Downloaders - CommonCrawl

class MordinezNLP.downloaders.CommonCrawlDownloader.CommonCrawlDownloader(links_to_search: List[str], index_name: str = 'CC-MAIN-2020-24', base_index_url: str = 'http://index.commoncrawl.org', search_for_mime: str = 'text/html', search_for_language: str = 'eng', threads: int = 8)

Class used to download common crawl data using Basic multithreaded downloader.

download(save_to: str, base_url: str = 'https://commoncrawl.s3.amazonaws.com', sleep_time: float = 0)

Main function used to download CC data using multithreaded Base Downloader.

Parameters
  • save_to (str) – path to a folder where the data will be downloaded. Each file is a HTML document downloaded from CC.
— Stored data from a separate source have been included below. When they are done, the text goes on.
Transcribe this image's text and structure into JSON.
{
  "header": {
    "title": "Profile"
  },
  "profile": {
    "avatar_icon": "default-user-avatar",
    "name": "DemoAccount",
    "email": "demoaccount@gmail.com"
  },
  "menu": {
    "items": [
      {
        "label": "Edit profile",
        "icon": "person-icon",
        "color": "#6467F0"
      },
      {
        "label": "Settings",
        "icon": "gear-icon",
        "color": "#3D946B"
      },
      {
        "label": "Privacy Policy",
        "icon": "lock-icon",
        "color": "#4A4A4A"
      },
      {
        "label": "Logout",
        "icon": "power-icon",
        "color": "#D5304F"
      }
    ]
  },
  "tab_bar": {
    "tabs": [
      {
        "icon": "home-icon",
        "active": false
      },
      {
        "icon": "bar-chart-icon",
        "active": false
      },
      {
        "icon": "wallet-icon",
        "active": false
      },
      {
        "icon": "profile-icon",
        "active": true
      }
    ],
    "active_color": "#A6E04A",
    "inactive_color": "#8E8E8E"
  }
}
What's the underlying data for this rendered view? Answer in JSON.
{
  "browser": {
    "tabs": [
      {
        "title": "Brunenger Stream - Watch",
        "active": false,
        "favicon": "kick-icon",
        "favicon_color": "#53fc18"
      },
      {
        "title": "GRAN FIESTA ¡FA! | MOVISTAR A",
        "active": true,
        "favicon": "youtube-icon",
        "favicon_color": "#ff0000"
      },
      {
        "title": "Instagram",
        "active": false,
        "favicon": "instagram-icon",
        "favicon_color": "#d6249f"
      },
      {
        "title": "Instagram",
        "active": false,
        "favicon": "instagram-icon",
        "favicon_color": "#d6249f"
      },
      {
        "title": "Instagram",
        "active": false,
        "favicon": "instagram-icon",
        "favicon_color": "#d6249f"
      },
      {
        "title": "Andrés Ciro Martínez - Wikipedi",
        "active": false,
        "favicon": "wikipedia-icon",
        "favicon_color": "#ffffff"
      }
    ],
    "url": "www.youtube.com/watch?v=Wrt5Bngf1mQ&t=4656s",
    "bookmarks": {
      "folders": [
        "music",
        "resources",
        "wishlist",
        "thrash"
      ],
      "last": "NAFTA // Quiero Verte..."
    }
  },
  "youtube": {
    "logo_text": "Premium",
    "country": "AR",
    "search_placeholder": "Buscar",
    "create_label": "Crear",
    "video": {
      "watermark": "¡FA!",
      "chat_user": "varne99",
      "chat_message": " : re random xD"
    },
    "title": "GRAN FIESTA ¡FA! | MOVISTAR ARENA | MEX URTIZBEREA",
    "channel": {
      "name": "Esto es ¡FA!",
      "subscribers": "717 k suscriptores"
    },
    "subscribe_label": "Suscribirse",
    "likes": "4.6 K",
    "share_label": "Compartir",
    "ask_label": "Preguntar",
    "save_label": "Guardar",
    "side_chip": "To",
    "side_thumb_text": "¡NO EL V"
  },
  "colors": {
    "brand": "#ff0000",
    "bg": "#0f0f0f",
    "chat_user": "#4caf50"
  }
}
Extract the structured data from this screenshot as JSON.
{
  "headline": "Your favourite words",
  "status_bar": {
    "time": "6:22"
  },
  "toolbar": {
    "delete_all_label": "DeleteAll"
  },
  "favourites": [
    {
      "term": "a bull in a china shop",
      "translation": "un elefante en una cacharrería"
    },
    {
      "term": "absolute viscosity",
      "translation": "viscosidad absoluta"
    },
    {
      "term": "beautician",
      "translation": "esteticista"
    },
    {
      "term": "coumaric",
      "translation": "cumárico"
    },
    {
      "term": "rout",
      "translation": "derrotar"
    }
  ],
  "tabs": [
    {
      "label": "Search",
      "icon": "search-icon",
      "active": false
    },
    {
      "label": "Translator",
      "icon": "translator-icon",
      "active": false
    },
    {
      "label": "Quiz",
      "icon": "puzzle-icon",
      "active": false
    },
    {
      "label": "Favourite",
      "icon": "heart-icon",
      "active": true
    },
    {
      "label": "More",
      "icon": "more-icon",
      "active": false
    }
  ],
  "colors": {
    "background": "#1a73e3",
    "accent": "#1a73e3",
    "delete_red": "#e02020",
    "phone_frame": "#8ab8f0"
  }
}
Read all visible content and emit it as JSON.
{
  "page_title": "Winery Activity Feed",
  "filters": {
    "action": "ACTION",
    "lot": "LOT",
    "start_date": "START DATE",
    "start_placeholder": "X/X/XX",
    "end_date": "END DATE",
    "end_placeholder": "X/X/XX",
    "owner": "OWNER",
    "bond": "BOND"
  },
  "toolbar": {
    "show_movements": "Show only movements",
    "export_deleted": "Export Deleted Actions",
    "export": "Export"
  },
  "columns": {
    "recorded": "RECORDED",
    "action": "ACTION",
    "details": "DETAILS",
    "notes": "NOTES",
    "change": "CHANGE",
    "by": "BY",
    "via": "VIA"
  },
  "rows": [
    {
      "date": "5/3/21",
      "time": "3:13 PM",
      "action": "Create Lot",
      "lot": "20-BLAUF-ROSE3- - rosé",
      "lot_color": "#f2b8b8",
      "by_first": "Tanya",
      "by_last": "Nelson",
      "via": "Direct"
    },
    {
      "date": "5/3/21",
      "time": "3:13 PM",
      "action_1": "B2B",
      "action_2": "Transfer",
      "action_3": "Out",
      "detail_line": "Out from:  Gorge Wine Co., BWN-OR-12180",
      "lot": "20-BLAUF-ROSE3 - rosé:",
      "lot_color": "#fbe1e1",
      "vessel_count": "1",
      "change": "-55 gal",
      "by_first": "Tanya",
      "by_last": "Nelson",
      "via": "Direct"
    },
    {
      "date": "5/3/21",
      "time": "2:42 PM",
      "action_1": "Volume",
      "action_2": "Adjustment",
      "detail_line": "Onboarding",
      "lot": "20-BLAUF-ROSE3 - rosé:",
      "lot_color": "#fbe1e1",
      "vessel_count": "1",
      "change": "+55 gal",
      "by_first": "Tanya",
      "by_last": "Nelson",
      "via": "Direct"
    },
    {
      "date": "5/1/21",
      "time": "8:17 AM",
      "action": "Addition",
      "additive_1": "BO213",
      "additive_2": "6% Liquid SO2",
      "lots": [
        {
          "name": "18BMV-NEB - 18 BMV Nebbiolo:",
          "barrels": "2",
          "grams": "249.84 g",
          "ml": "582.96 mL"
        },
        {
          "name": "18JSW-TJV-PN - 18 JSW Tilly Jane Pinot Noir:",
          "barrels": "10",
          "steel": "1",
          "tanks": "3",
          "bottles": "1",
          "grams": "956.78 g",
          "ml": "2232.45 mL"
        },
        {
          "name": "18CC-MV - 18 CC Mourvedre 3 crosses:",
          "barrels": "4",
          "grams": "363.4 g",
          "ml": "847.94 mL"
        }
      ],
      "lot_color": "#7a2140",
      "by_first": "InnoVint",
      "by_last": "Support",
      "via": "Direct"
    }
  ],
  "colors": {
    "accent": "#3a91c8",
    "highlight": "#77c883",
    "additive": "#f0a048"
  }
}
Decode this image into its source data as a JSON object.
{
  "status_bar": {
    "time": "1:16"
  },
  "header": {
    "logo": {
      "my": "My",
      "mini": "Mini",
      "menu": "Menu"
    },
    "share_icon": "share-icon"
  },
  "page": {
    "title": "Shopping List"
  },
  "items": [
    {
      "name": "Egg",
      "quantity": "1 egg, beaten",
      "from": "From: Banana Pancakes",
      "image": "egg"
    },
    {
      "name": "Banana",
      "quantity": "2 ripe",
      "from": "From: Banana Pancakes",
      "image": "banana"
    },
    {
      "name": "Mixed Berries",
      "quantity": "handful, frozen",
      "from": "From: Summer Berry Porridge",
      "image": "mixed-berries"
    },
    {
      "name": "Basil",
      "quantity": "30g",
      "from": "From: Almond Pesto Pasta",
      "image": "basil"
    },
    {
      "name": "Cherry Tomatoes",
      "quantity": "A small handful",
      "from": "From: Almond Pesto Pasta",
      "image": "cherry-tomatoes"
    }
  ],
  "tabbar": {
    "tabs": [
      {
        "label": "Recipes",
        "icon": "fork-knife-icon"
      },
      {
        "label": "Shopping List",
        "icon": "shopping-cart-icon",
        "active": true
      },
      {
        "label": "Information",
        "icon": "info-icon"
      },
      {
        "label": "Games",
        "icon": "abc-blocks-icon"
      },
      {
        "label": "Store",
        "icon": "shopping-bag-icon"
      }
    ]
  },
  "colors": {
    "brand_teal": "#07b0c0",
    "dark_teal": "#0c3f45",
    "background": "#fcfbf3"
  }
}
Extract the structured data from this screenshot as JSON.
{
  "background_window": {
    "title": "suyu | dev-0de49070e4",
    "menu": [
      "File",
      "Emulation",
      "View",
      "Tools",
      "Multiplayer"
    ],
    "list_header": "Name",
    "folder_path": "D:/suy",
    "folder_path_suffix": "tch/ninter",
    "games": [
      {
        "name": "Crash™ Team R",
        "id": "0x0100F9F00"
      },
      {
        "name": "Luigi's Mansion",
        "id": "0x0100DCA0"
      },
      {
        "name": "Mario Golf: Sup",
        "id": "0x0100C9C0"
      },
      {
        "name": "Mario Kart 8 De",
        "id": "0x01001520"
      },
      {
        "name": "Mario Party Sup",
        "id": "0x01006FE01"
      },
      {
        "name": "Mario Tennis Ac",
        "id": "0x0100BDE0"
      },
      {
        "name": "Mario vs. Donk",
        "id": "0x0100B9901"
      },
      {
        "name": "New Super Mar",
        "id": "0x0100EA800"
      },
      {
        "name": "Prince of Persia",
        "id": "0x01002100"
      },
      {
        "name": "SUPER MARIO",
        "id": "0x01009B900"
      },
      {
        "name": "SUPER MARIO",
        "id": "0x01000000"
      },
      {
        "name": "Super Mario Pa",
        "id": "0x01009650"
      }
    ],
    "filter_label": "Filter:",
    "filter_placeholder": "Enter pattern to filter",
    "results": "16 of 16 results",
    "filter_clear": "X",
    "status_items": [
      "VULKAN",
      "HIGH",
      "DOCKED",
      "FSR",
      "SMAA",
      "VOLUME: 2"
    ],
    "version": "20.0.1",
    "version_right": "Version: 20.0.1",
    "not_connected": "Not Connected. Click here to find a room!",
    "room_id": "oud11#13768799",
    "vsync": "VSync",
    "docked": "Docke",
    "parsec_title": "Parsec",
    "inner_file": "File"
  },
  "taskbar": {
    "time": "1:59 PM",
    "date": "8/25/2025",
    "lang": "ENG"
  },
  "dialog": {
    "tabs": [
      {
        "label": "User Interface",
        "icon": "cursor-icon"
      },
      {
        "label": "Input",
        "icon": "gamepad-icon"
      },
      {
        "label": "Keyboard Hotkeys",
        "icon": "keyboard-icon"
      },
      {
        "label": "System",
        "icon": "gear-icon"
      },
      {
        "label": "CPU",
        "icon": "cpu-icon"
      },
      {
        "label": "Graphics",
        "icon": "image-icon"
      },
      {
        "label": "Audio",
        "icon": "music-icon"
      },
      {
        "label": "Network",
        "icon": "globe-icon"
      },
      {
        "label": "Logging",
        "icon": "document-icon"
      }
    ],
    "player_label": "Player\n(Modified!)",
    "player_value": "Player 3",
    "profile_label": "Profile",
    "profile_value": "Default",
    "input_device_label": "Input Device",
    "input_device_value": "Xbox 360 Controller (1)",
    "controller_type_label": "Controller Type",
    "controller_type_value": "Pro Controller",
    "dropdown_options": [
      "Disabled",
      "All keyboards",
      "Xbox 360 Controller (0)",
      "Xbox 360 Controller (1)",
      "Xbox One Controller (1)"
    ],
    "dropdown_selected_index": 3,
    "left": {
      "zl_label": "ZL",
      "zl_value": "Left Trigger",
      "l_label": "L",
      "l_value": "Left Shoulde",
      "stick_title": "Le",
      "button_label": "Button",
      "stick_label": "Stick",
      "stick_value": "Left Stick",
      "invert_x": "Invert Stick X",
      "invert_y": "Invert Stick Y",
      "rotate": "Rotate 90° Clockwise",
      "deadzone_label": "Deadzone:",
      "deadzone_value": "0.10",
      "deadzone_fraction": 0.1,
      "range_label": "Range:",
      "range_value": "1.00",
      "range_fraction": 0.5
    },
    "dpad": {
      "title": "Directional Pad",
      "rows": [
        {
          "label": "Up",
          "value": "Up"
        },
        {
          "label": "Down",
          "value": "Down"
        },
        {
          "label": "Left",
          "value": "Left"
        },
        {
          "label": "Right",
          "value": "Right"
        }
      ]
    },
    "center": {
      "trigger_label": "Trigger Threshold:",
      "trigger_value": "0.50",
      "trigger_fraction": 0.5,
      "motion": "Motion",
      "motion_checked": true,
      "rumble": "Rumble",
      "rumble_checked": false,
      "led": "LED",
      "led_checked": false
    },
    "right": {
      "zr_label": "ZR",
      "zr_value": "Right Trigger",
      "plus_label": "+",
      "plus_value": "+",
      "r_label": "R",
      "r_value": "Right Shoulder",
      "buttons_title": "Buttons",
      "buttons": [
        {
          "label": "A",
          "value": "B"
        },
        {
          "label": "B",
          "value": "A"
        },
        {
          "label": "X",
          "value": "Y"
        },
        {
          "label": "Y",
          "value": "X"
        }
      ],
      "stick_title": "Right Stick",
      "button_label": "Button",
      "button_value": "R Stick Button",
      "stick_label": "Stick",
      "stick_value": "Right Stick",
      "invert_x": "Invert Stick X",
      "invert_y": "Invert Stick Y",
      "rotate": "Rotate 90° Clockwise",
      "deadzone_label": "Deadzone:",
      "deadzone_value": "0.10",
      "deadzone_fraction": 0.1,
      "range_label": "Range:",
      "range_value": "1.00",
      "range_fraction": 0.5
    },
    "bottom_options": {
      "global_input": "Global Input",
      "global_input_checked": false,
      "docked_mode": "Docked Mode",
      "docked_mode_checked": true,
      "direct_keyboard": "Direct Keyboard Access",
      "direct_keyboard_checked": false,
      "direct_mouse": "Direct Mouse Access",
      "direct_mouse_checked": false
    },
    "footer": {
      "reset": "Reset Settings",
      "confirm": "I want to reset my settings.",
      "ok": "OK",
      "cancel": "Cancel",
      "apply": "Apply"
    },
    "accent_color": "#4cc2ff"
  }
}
  • base_url (str) – base CC URL for example: https://commoncrawl.s3.amazonaws.com

  • sleep_time (int) – A sleep time in seconds that is used to prevent sites from detecting downloading as a DDoS attack

Example usage:

from MordinezNLP.downloaders import CommonCrawlDownloader

ccd = CommonCrawlDownloader(
    [
        "reddit.com/r/space/*",
        "reddit.com/r/spacex/*",
    ]
)
ccd.download('./test_data')